Think about the energy you need to store to be able to give out stable voltages even if the input drops (which it very well might do, especially in 12 V or 24 V vehicle power!). You'll find out that it's easier to go 210–260 V -> 12 V (because a little bit of capacitance stores a lot of energy, and NO WAY the input will ever drop below the output) than to go from 8V – 16V to 12 V. You'll need to make sure that somewhere there's enough energy stored to make this work! You'll typically find switch-mode architectures in there that have multiple coils / transformers to make sure there's some intermediate storage of energy from which the output can always get power. That of course is larger in components, and means more losses, which means more cooling, which means more size and weight.


The input side of the AC-DC will be largely the same as the input of the DC-DC convertor.

The AC-DC convertor first rectifies the mains input to DC and does some basic filtering on it. This DC voltage then gets chopped and downconverted using a isolated transformer.

The DC-DC converter does some basic filtering and then chopped and passes it through an isolating transformer.

So on the whole the major components are present in both, input filtering, isolating transformer and output regulation.

One possible clue is that there is a reference to 1500V AC "isolation" in the specs.

That doesn't mean what you think it means. That refers to being able to put a one pole on the input terminals and the other pole on the output terminals and then put 1500V on it with no current leaking through. This requires the isolation transformer I mentioned above.

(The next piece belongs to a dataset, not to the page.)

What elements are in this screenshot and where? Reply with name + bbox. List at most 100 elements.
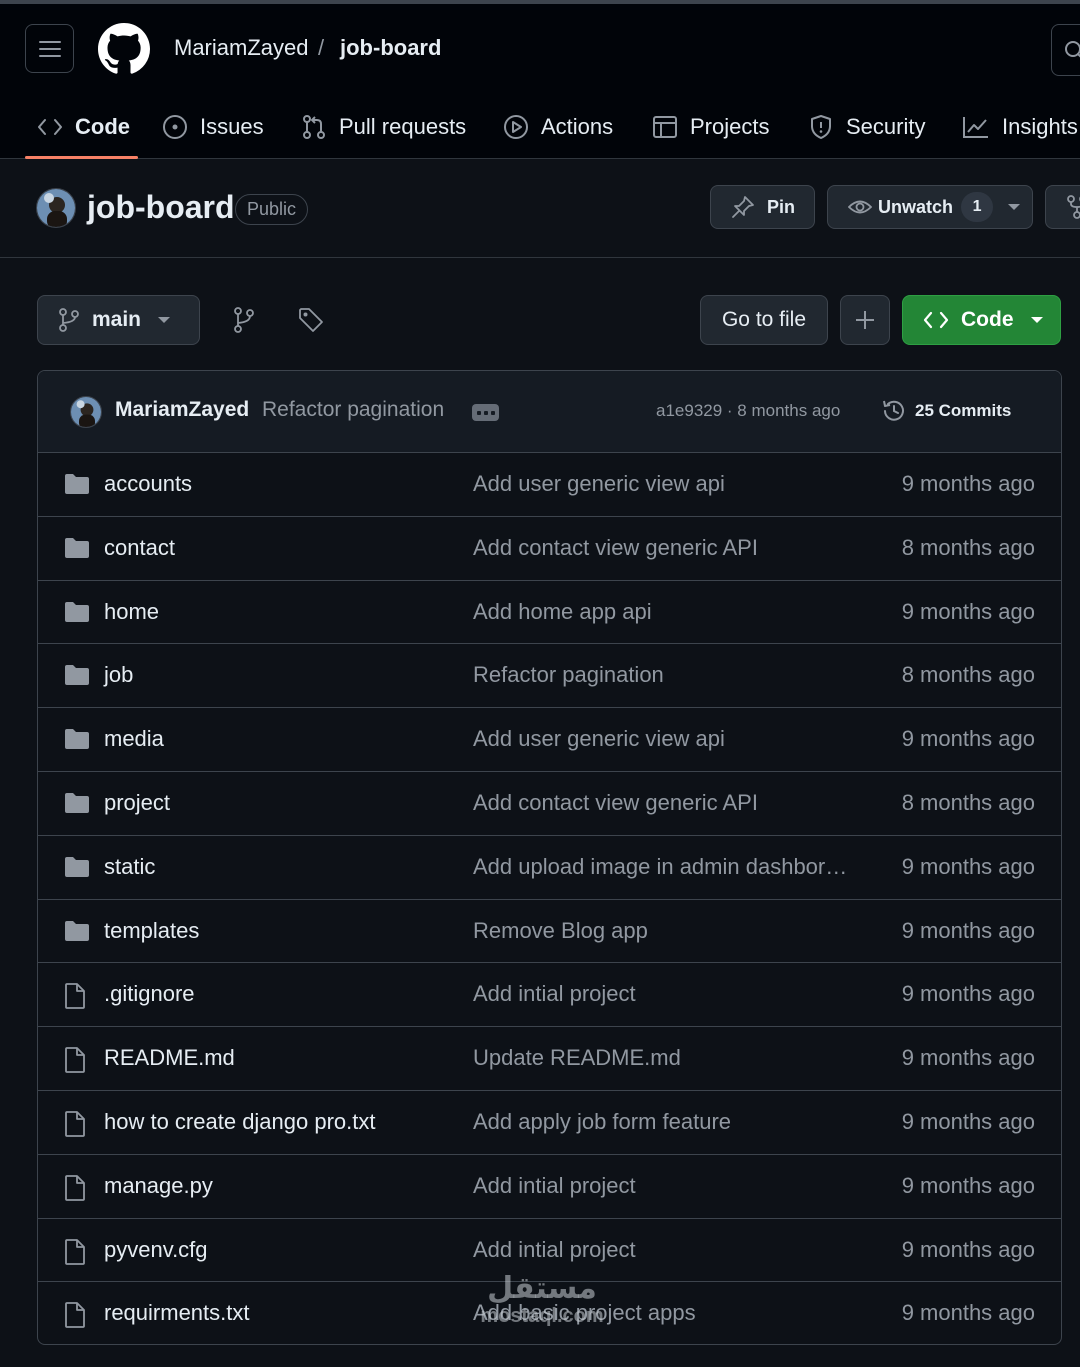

If the PSU is getting 12V power from a battery, the power will be smooth

No it isn't, one common source of 12V power is from a vehicle where a bunch of other components are switching on and off, a set of sparkplugs are firing a few thousand times a second and the dynamo is constantly changing speed. This voltage cannot be considered stable by ATX standards. Therefore they need to do quite a bit of filtering. At least as much as you would do when getting your power from mains powergrid.


Mini-Box picoPSU-120

You can get very small DC-to-ATX power supplies - like the 120 watt 'picoPSU-120' pictured. Takes a 12v input and outputs +12v, -12v, +5v and +3.3v right on the ATX connector.

Of course, if you need more than 120 watts, or if you want isolation, you'll need something proportionally larger. But while 120W may not run a big gaming rig, the latest USB-C-powered Macbook Pro consumes less than 100W even when charging.

The converter you linked is the size of a standard PSU so it fits in the space in your case for a standard-sized PSU.

  • \$\begingroup\$ That is not ATX. ATX power supplies need to have a +12, -12, +5.5, +3.3 outputs at a MINIMUM, and usually have SATA outputs. Also the wattage for a PC is generally at least 400 Watts. The pico supply shown just has a single 12V output. \$\endgroup\$ Nov 3 '20 at 17:12
  • \$\begingroup\$ @TylerDurden Read the product listing again - it supplies +12, -12, +5.5 and +3.3v and it has output connectors for 3 drives. And while 100W wouldn't power a gaming rig, any laptop powered by USB-C - the latest Macbook Pro for example - runs on less than 100W. \$\endgroup\$
    – mjt
    Nov 3 '20 at 17:53

The units shown are sold as "industrial grade", and certainly at industrial grade prices - such equipment will be built more sturdily and with more safety and reliability margins designed in, since (especially with 48V equipment, which is commonly used in serious telecomms installations) it is not unlikely to end up in applications where YEARS of 24/7 operation will be expected of the equipment. So these should be compared to server power supplies (which are sometimes made surprisingly small* - but then, VERY dense and heavy and using small high RPM counterrotating fans which would be FAR too noisy for an office), not office computer power supplies.

Also, fuses, breakers, switches, connectors, relays for high-wattage, low-voltage DC circuits need to be extremely heavy duty (due to the way a DC arc will NOT self extinguish, and due to how heat dissipation in conductors goes up with the current squared), and are hard to miniaturize - a switch that can handle 50 amps DC is very different from what you need for 16 amps AC.

*Thinking of units like the Supermicro PWS-741P-1R here - surprisingly small, but heavier than an equivalently sized brick, and noisy.